Yes, you can push cap hits into future years by renegotiating - but that pushes the cap hit into future years, and may lock the team into players they would rather cut, because the cap hit would be too large.
There may also be a limited number of players on a team that it makes sense to renegotiate.
For instance, if a player has one year left on their contract, is needed for next year, but is old enough the team doesn't want to commit to a year or more beyond that, renegotiation does not make sense. Or maybe the player is already expensive, and renegotiating to save cap money this year means that he will be very expensive next year, with a big dead cap hit if he's cut thanks to the renegotiation. GMs have to factor in what a signing will do to every year affected.
The biggest cap hit at the moment is Andrew Whitworth. His cap hit for 2018 could be reduced by $3.5 million by converting $7 million of his 2018 salary to a signing bonus.
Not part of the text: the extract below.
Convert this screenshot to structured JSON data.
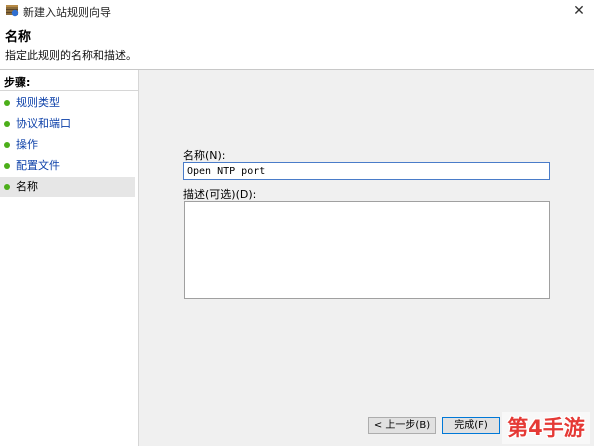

Of course, that means that in 2019 at age 38 he will have a cap hit well north of $15 million, with over $5 million of dead cap, either of which would put the Rams into a bad cap situation. Money could also be saved on Barron - but again, that would make his cap hit bigger in future years and the dead cap correspondingly more painful, while the Rams would be trying to pay for AD, Gurley, Goff, Cooks, etc.
In theory the cap can be adjusted to save money for year one - but at a cost that actual GMs quite often are unwilling to pay, since they are paid to think about more than year one. These are Ram examples, but every team has something similar.